Using spinach membranes and oil droplets filled with enzymes, a team of European researchers was able to mimic natural plant pathways in an artificial chloroplast and in turn, transform light and CO2 into more useful compounds.
And because the researchers are able to carefully control how photosynthesis takes place, the authors write that in the near future this artificial photosynthesis may be more efficient than its natural counterpart.
"Future implementation of other life characteristics such as self-repair and reproduction, as well as information processing and regulatory circuits, will further contribute to the realization of synthetic organelles and cells from the bottom up that approach—or may even exceed—a grade of organization, integration and functional efficiency comparable to their natural counterparts," write the authors of a new study published Thursday in the journal Science.
"Plant cells or microbial cells are like hardware...With our bottom-up approach, we can actually change the hardware."

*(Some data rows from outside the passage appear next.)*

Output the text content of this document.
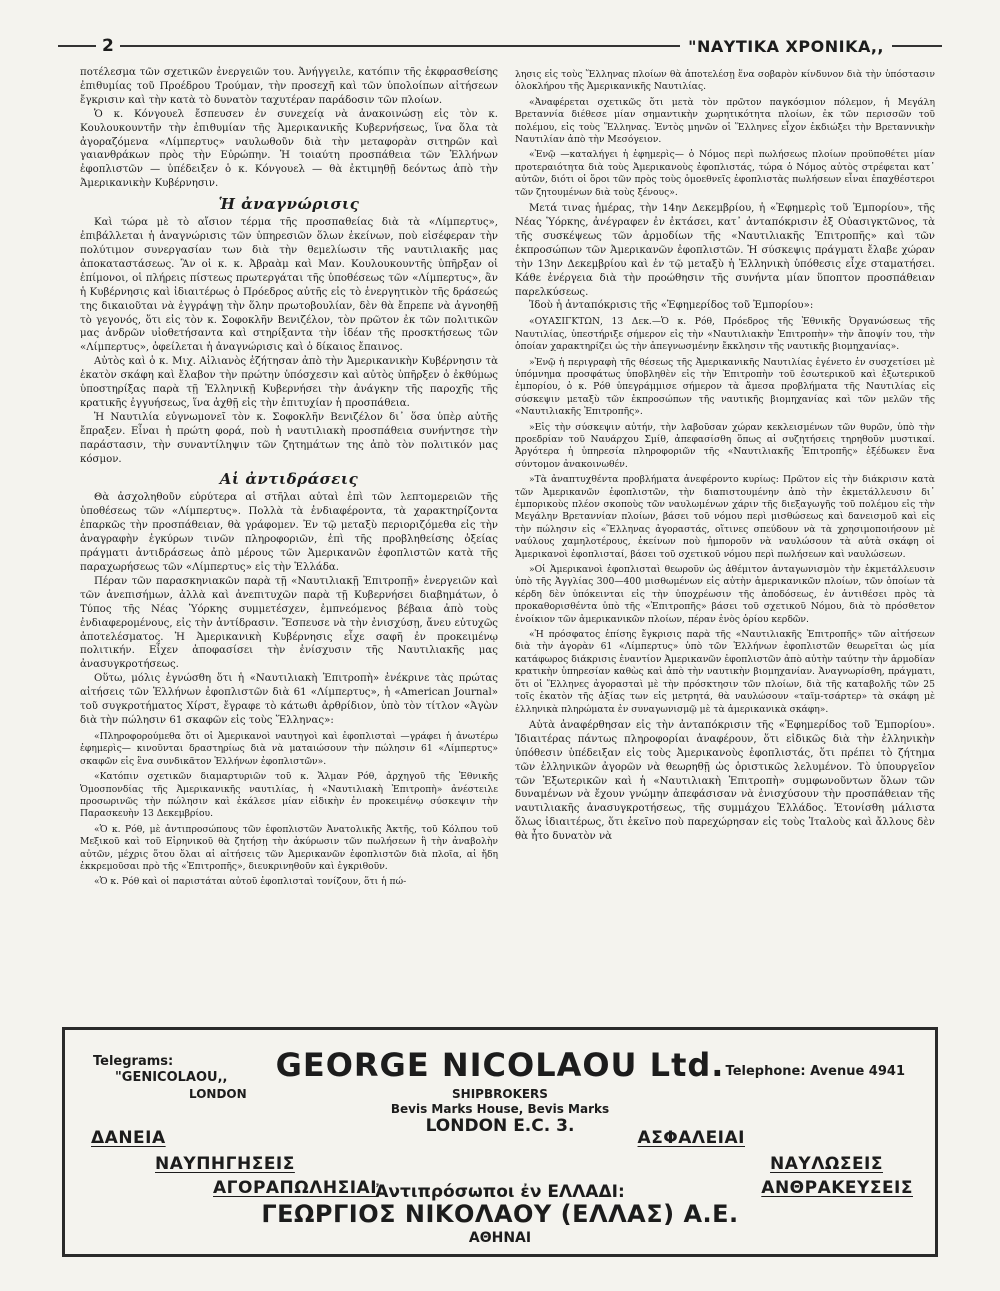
2	"ΝΑΥΤΙΚΑ ΧΡΟΝΙΚΑ,,

ποτέλεσμα τῶν σχετικῶν ἐνεργειῶν του. Ἀνήγγειλε, κατόπιν τῆς ἐκφρασθείσης ἐπιθυμίας τοῦ Προέδρου Τρούμαν, τὴν προσεχῆ καὶ τῶν ὑπολοίπων αἰτήσεων ἔγκρισιν καὶ τὴν κατὰ τὸ δυνατὸν ταχυτέραν παράδοσιν τῶν πλοίων.

Ὁ κ. Κόνγουελ ἔσπευσεν ἐν συνεχείᾳ νὰ ἀνακοινώσῃ εἰς τὸν κ. Κουλουκουντῆν τὴν ἐπιθυμίαν τῆς Ἀμερικανικῆς Κυβερνήσεως, ἵνα ὅλα τὰ ἀγοραζόμενα «Λίμπερτυς» ναυλωθοῦν διὰ τὴν μεταφορὰν σιτηρῶν καὶ γαιανθράκων πρὸς τὴν Εὐρώπην. Ἡ τοιαύτη προσπάθεια τῶν Ἑλλήνων ἐφοπλιστῶν — ὑπέδειξεν ὁ κ. Κόνγουελ — θὰ ἐκτιμηθῇ δεόντως ἀπὸ τὴν Ἀμερικανικὴν Κυβέρνησιν.

Ἡ ἀναγνώρισις

Καὶ τώρα μὲ τὸ αἴσιον τέρμα τῆς προσπαθείας διὰ τὰ «Λίμπερτυς», ἐπιβάλλεται ἡ ἀναγνώρισις τῶν ὑπηρεσιῶν ὅλων ἐκείνων, ποὺ εἰσέφεραν τὴν πολύτιμον συνεργασίαν των διὰ τὴν θεμελίωσιν τῆς ναυτιλιακῆς μας ἀποκαταστάσεως. Ἂν οἱ κ. κ. Ἀβραὰμ καὶ Μαν. Κουλουκουντῆς ὑπῆρξαν οἱ ἐπίμονοι, οἱ πλήρεις πίστεως πρωτεργάται τῆς ὑποθέσεως τῶν «Λίμπερτυς», ἂν ἡ Κυβέρνησις καὶ ἰδιαιτέρως ὁ Πρόεδρος αὐτῆς εἰς τὸ ἐνεργητικὸν τῆς δράσεώς της δικαιοῦται νὰ ἐγγράψῃ τὴν ὅλην πρωτοβουλίαν, δὲν θὰ ἔπρεπε νὰ ἀγνοηθῇ τὸ γεγονός, ὅτι εἰς τὸν κ. Σοφοκλῆν Βενιζέλον, τὸν πρῶτον ἐκ τῶν πολιτικῶν μας ἀνδρῶν υἱοθετήσαντα καὶ στηρίξαντα τὴν ἰδέαν τῆς προσκτήσεως τῶν «Λίμπερτυς», ὀφείλεται ἡ ἀναγνώρισις καὶ ὁ δίκαιος ἔπαινος.

Αὐτὸς καὶ ὁ κ. Μιχ. Αἰλιανὸς ἐζήτησαν ἀπὸ τὴν Ἀμερικανικὴν Κυβέρνησιν τὰ ἑκατὸν σκάφη καὶ ἔλαβον τὴν πρώτην ὑπόσχεσιν καὶ αὐτὸς ὑπῆρξεν ὁ ἐκθύμως ὑποστηρίξας παρὰ τῇ Ἑλληνικῇ Κυβερνήσει τὴν ἀνάγκην τῆς παροχῆς τῆς κρατικῆς ἐγγυήσεως, ἵνα ἀχθῇ εἰς τὴν ἐπιτυχίαν ἡ προσπάθεια.

Ἡ Ναυτιλία εὐγνωμονεῖ τὸν κ. Σοφοκλῆν Βενιζέλον δι᾿ ὅσα ὑπὲρ αὐτῆς ἔπραξεν. Εἶναι ἡ πρώτη φορά, ποὺ ἡ ναυτιλιακὴ προσπάθεια συνήντησε τὴν παράστασιν, τὴν συναντίληψιν τῶν ζητημάτων της ἀπὸ τὸν πολιτικόν μας κόσμον.

Αἱ ἀντιδράσεις

Θὰ ἀσχοληθοῦν εὐρύτερα αἱ στῆλαι αὐταὶ ἐπὶ τῶν λεπτομερειῶν τῆς ὑποθέσεως τῶν «Λίμπερτυς». Πολλὰ τὰ ἐνδιαφέροντα, τὰ χαρακτηρίζοντα ἐπαρκῶς τὴν προσπάθειαν, θὰ γράφομεν. Ἐν τῷ μεταξὺ περιοριζόμεθα εἰς τὴν ἀναγραφὴν ἐγκύρων τινῶν πληροφοριῶν, ἐπὶ τῆς προβληθείσης ὀξείας πράγματι ἀντιδράσεως ἀπὸ μέρους τῶν Ἀμερικανῶν ἐφοπλιστῶν κατὰ τῆς παραχωρήσεως τῶν «Λίμπερτυς» εἰς τὴν Ἑλλάδα.

Πέραν τῶν παρασκηνιακῶν παρὰ τῇ «Ναυτιλιακῇ Ἐπιτροπῇ» ἐνεργειῶν καὶ τῶν ἀνεπισήμων, ἀλλὰ καὶ ἀνεπιτυχῶν παρὰ τῇ Κυβερνήσει διαβημάτων, ὁ Τύπος τῆς Νέας Ὑόρκης συμμετέσχεν, ἐμπνεόμενος βέβαια ἀπὸ τοὺς ἐνδιαφερομένους, εἰς τὴν ἀντίδρασιν. Ἔσπευσε νὰ τὴν ἐνισχύσῃ, ἄνευ εὐτυχῶς ἀποτελέσματος. Ἡ Ἀμερικανικὴ Κυβέρνησις εἶχε σαφῆ ἐν προκειμένῳ πολιτικήν. Εἶχεν ἀποφασίσει τὴν ἐνίσχυσιν τῆς Ναυτιλιακῆς μας ἀνασυγκροτήσεως.

Οὕτω, μόλις ἐγνώσθη ὅτι ἡ «Ναυτιλιακὴ Ἐπιτροπὴ» ἐνέκρινε τὰς πρώτας αἰτήσεις τῶν Ἑλλήνων ἐφοπλιστῶν διὰ 61 «Λίμπερτυς», ἡ «American Journal» τοῦ συγκροτήματος Χίρστ, ἔγραφε τὸ κάτωθι ἀρθρίδιον, ὑπὸ τὸν τίτλον «Ἀγὼν διὰ τὴν πώλησιν 61 σκαφῶν εἰς τοὺς Ἕλληνας»:

«Πληροφορούμεθα ὅτι οἱ Ἀμερικανοὶ ναυτηγοὶ καὶ ἐφοπλισταὶ —γράφει ἡ ἀνωτέρω ἐφημερὶς— κινοῦνται δραστηρίως διὰ νὰ ματαιώσουν τὴν πώλησιν 61 «Λίμπερτυς» σκαφῶν εἰς ἓνα συνδικᾶτον Ἑλλήνων ἐφοπλιστῶν».

«Κατόπιν σχετικῶν διαμαρτυριῶν τοῦ κ. Ἄλμαν Ρόθ, ἀρχηγοῦ τῆς Ἐθνικῆς Ὁμοσπονδίας τῆς Ἀμερικανικῆς ναυτιλίας, ἡ «Ναυτιλιακὴ Ἐπιτροπὴ» ἀνέστειλε προσωρινῶς τὴν πώλησιν καὶ ἐκάλεσε μίαν εἰδικὴν ἐν προκειμένῳ σύσκεψιν τὴν Παρασκευὴν 13 Δεκεμβρίου.

«Ὁ κ. Ρόθ, μὲ ἀντιπροσώπους τῶν ἐφοπλιστῶν Ἀνατολικῆς Ἀκτῆς, τοῦ Κόλπου τοῦ Μεξικοῦ καὶ τοῦ Εἰρηνικοῦ θὰ ζητήσῃ τὴν ἀκύρωσιν τῶν πωλήσεων ἢ τὴν ἀναβολὴν αὐτῶν, μέχρις ὅτου ὅλαι αἱ αἰτήσεις τῶν Ἀμερικανῶν ἐφοπλιστῶν διὰ πλοῖα, αἱ ἤδη ἐκκρεμοῦσαι πρὸ τῆς «Ἐπιτροπῆς», διευκρινηθοῦν καὶ ἐγκριθοῦν.

«Ὁ κ. Ρόθ καὶ οἱ παριστάται αὐτοῦ ἐφοπλισταὶ τονίζουν, ὅτι ἡ πώ-

λησις εἰς τοὺς Ἕλληνας πλοίων θὰ ἀποτελέσῃ ἕνα σοβαρὸν κίνδυνον διὰ τὴν ὑπόστασιν ὁλοκλήρου τῆς Ἀμερικανικῆς Ναυτιλίας.

«Ἀναφέρεται σχετικῶς ὅτι μετὰ τὸν πρῶτον παγκόσμιον πόλεμον, ἡ Μεγάλη Βρεταννία διέθεσε μίαν σημαντικὴν χωρητικότητα πλοίων, ἐκ τῶν περισσῶν τοῦ πολέμου, εἰς τοὺς Ἕλληνας. Ἐντὸς μηνῶν οἱ Ἕλληνες εἶχον ἐκδιώξει τὴν Βρεταννικὴν Ναυτιλίαν ἀπὸ τὴν Μεσόγειον.

«Ἐνῷ —καταλήγει ἡ ἐφημερὶς— ὁ Νόμος περὶ πωλήσεως πλοίων προϋποθέτει μίαν προτεραιότητα διὰ τοὺς Ἀμερικανοὺς ἐφοπλιστάς, τώρα ὁ Νόμος αὐτὸς στρέφεται κατ᾿ αὐτῶν, διότι οἱ ὅροι τῶν πρὸς τοὺς ὁμοεθνεῖς ἐφοπλιστὰς πωλήσεων εἶναι ἐπαχθέστεροι τῶν ζητουμένων διὰ τοὺς ξένους».

Μετά τινας ἡμέρας, τὴν 14ην Δεκεμβρίου, ἡ «Ἐφημερὶς τοῦ Ἐμπορίου», τῆς Νέας Ὑόρκης, ἀνέγραφεν ἐν ἐκτάσει, κατ᾿ ἀνταπόκρισιν ἐξ Οὐασιγκτῶνος, τὰ τῆς συσκέψεως τῶν ἁρμοδίων τῆς «Ναυτιλιακῆς Ἐπιτροπῆς» καὶ τῶν ἐκπροσώπων τῶν Ἀμερικανῶν ἐφοπλιστῶν. Ἡ σύσκεψις πράγματι ἔλαβε χώραν τὴν 13ην Δεκεμβρίου καὶ ἐν τῷ μεταξὺ ἡ Ἑλληνικὴ ὑπόθεσις εἶχε σταματήσει. Κάθε ἐνέργεια διὰ τὴν προώθησιν τῆς συνήντα μίαν ὕποπτον προσπάθειαν παρελκύσεως.

Ἰδοὺ ἡ ἀνταπόκρισις τῆς «Ἐφημερίδος τοῦ Ἐμπορίου»:

«ΟΥΑΣΙΓΚΤΩΝ, 13 Δεκ.—Ὁ κ. Ρόθ, Πρόεδρος τῆς Ἐθνικῆς Ὀργανώσεως τῆς Ναυτιλίας, ὑπεστήριξε σήμερον εἰς τὴν «Ναυτιλιακὴν Ἐπιτροπὴν» τὴν ἄποψίν του, τὴν ὁποίαν χαρακτηρίζει ὡς τὴν ἀπεγνωσμένην ἔκκλησιν τῆς ναυτικῆς βιομηχανίας».

»Ἐνῷ ἡ περιγραφὴ τῆς θέσεως τῆς Ἀμερικανικῆς Ναυτιλίας ἐγένετο ἐν συσχετίσει μὲ ὑπόμνημα προσφάτως ὑποβληθὲν εἰς τὴν Ἐπιτροπὴν τοῦ ἐσωτερικοῦ καὶ ἐξωτερικοῦ ἐμπορίου, ὁ κ. Ρόθ ὑπεγράμμισε σήμερον τὰ ἄμεσα προβλήματα τῆς Ναυτιλίας εἰς σύσκεψιν μεταξὺ τῶν ἐκπροσώπων τῆς ναυτικῆς βιομηχανίας καὶ τῶν μελῶν τῆς «Ναυτιλιακῆς Ἐπιτροπῆς».

»Εἰς τὴν σύσκεψιν αὐτήν, τὴν λαβοῦσαν χώραν κεκλεισμένων τῶν θυρῶν, ὑπὸ τὴν προεδρίαν τοῦ Ναυάρχου Σμίθ, ἀπεφασίσθη ὅπως αἱ συζητήσεις τηρηθοῦν μυστικαί. Ἀργότερα ἡ ὑπηρεσία πληροφοριῶν τῆς «Ναυτιλιακῆς Ἐπιτροπῆς» ἐξέδωκεν ἕνα σύντομον ἀνακοινωθέν.

»Τὰ ἀναπτυχθέντα προβλήματα ἀνεφέροντο κυρίως: Πρῶτον εἰς τὴν διάκρισιν κατὰ τῶν Ἀμερικανῶν ἐφοπλιστῶν, τὴν διαπιστουμένην ἀπὸ τὴν ἐκμετάλλευσιν δι᾿ ἐμπορικοὺς πλέον σκοποὺς τῶν ναυλωμένων χάριν τῆς διεξαγωγῆς τοῦ πολέμου εἰς τὴν Μεγάλην Βρεταννίαν πλοίων, βάσει τοῦ νόμου περὶ μισθώσεως καὶ δανεισμοῦ καὶ εἰς τὴν πώλησιν εἰς «Ἕλληνας ἀγοραστάς, οἵτινες σπεύδουν νὰ τὰ χρησιμοποιήσουν μὲ ναύλους χαμηλοτέρους, ἐκείνων ποὺ ἠμποροῦν νὰ ναυλώσουν τὰ αὐτὰ σκάφη οἱ Ἀμερικανοὶ ἐφοπλισταί, βάσει τοῦ σχετικοῦ νόμου περὶ πωλήσεων καὶ ναυλώσεων.

»Οἱ Ἀμερικανοὶ ἐφοπλισταὶ θεωροῦν ὡς ἀθέμιτον ἀνταγωνισμὸν τὴν ἐκμετάλλευσιν ὑπὸ τῆς Ἀγγλίας 300—400 μισθωμένων εἰς αὐτὴν ἀμερικανικῶν πλοίων, τῶν ὁποίων τὰ κέρδη δὲν ὑπόκεινται εἰς τὴν ὑποχρέωσιν τῆς ἀποδόσεως, ἐν ἀντιθέσει πρὸς τὰ προκαθορισθέντα ὑπὸ τῆς «Ἐπιτροπῆς» βάσει τοῦ σχετικοῦ Νόμου, διὰ τὸ πρόσθετον ἐνοίκιον τῶν ἀμερικανικῶν πλοίων, πέραν ἑνὸς ὁρίου κερδῶν.

«Ἡ πρόσφατος ἐπίσης ἔγκρισις παρὰ τῆς «Ναυτιλιακῆς Ἐπιτροπῆς» τῶν αἰτήσεων διὰ τὴν ἀγορὰν 61 «Λίμπερτυς» ὑπὸ τῶν Ἑλλήνων ἐφοπλιστῶν θεωρεῖται ὡς μία κατάφωρος διάκρισις ἐναντίον Ἀμερικανῶν ἐφοπλιστῶν ἀπὸ αὐτὴν ταύτην τὴν ἁρμοδίαν κρατικὴν ὑπηρεσίαν καθὼς καὶ ἀπὸ τὴν ναυτικὴν βιομηχανίαν. Ἀναγνωρίσθη, πράγματι, ὅτι οἱ Ἕλληνες ἀγορασταὶ μὲ τὴν πρόσκτησιν τῶν πλοίων, διὰ τῆς καταβολῆς τῶν 25 τοῖς ἑκατὸν τῆς ἀξίας των εἰς μετρητά, θὰ ναυλώσουν «ταϊμ-τσάρτερ» τὰ σκάφη μὲ ἑλληνικὰ πληρώματα ἐν συναγωνισμῷ μὲ τὰ ἀμερικανικὰ σκάφη».

Αὐτὰ ἀναφέρθησαν εἰς τὴν ἀνταπόκρισιν τῆς «Ἐφημερίδος τοῦ Ἐμπορίου». Ἰδιαιτέρας πάντως πληροφορίαι ἀναφέρουν, ὅτι εἰδικῶς διὰ τὴν ἑλληνικὴν ὑπόθεσιν ὑπέδειξαν εἰς τοὺς Ἀμερικανοὺς ἐφοπλιστάς, ὅτι πρέπει τὸ ζήτημα τῶν ἑλληνικῶν ἀγορῶν νὰ θεωρηθῇ ὡς ὁριστικῶς λελυμένον. Τὸ ὑπουργεῖον τῶν Ἐξωτερικῶν καὶ ἡ «Ναυτιλιακὴ Ἐπιτροπὴ» συμφωνοῦντων ὅλων τῶν δυναμένων νὰ ἔχουν γνώμην ἀπεφάσισαν νὰ ἐνισχύσουν τὴν προσπάθειαν τῆς ναυτιλιακῆς ἀνασυγκροτήσεως, τῆς συμμάχου Ἑλλάδος. Ἐτονίσθη μάλιστα ὅλως ἰδιαιτέρως, ὅτι ἐκεῖνο ποὺ παρεχώρησαν εἰς τοὺς Ἰταλοὺς καὶ ἄλλους δὲν θὰ ἦτο δυνατὸν νὰ

GEORGE NICOLAOU Ltd.
Telegrams:
"GENICOLAOU,,
LONDON
Telephone: Avenue 4941
SHIPBROKERS
Bevis Marks House, Bevis Marks
LONDON E.C. 3.
ΔΑΝΕΙΑ
ΝΑΥΠΗΓΗΣΕΙΣ
ΑΓΟΡΑΠΩΛΗΣΙΑΙ
ΑΣΦΑΛΕΙΑΙ
ΝΑΥΛΩΣΕΙΣ
ΑΝΘΡΑΚΕΥΣΕΙΣ
Ἀντιπρόσωποι ἐν ΕΛΛΑΔΙ:
ΓΕΩΡΓΙΟΣ ΝΙΚΟΛΑΟΥ (ΕΛΛΑΣ) Α.Ε.
ΑΘΗΝΑΙ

Part of what separates this research from the pack is the fact that instead of manipulating existing cell structures, the team was able to use a bottom-up approach to design completely new artificial chloroplasts, coauthor and Director at Max-Planck Institute for Terrestrial Microbiology, Tobias Erb, tells Inverse.
Comparing cells to computers, Erb tells Inverse that by designing their chloroplasts from scratch they're able to upgrade them with much more sophisticated "software" (aka, functionality) than other pre-existing cell structures.
"Usually you take a cell and you modify [it] to integrate a new feature. Here... we put pieces together and built it from scratch," says Erb. "Plant cells or microbial cells are like hardware. What we usually do in biology is we program new functionalities in [cells.] So, you could say that we have software that we put into these cells. With our bottom-up approach, we can actually change the hardware."
While hardware, like an old PC for example, can become too old to run the newest software, Erb says that changing the hardware itself allows them to continue to run more sophisticated "software" in these cells that wouldn't be possible otherwise.
To do this, the team started by extracting membranes from a common salad ingredient: spinach.
Thylakoids, little compartments in the spinach plant where photosynthesis takes place, were isolated and encapsulated in small water-in-oil droplets, on the same magnitude of biologic plant cells, Erb tells Inverse. These droplets were then retrofitted with a new pathway for carbon processing called the CETCH pathway.
This pathway, comprised of 16 different enzymes, is meant to mimic six naturally occurring pathways in plants that transform inorganic carbon, like CO2, into useful compounds. Focusing on this single pathway allowed the researchers to optimize the carbon processing reaction, Erb tells Inverse.
Through experimenting with these chloroplasts, the team was able to determine that the chloroplasts were successfully metabolizing light and transforming CO2.
But, that doesn't mean they're ready to roll out into the fight against climate change (or even into new drug synthesis) just yet, Erb tells Inverse.
"At the moment, the objects we've created are just stable for two hours," says Erb. "However, we've demonstrated several times that we can stabilize proteins and enzymes... so this is just an optimization [problem.] I'm pretty sure we can optimize and make these objects much more stable."
As for what these super plant cells will look like, Erb says they're not likely to look like a giant Lion King-esque tree-of-life placed as sentries as coal plants. Instead, they'd likely start by replacing existing cells in industrial manufacturing and optimizing those processes.
"Artificial trees, that's a cool idea," says Erb. "But I would say the first thing we'd see would be in an industrial setup where we already have similar properties with living cells."
Abstract: Nature integrates complex biosynthetic and energy-converting tasks within compartments such as chloroplasts and mitochondria. Chloroplasts convert light into chemical energy, driving carbon dioxide fixation. We used microfluidics to develop a chloroplast mimic by encapsulating and operating photosynthetic membranes in cell-sized droplets. These droplets can be energized by light to power enzymes or enzyme cascades and analyzed for their catalytic properties in multiplex and real time. We demonstrate how these microdroplets can be programmed and controlled by adjusting internal compositions and by using light as an external trigger. We showcase the capability of our platform by integrating the crotonyl–coenzyme A (CoA)/ethylmalonyl-CoA/hydroxybutyryl-CoA (CETCH) cycle, a synthetic network for carbon dioxide conversion, to create an artificial photosynthetic system that interfaces the natural and the synthetic biological worlds.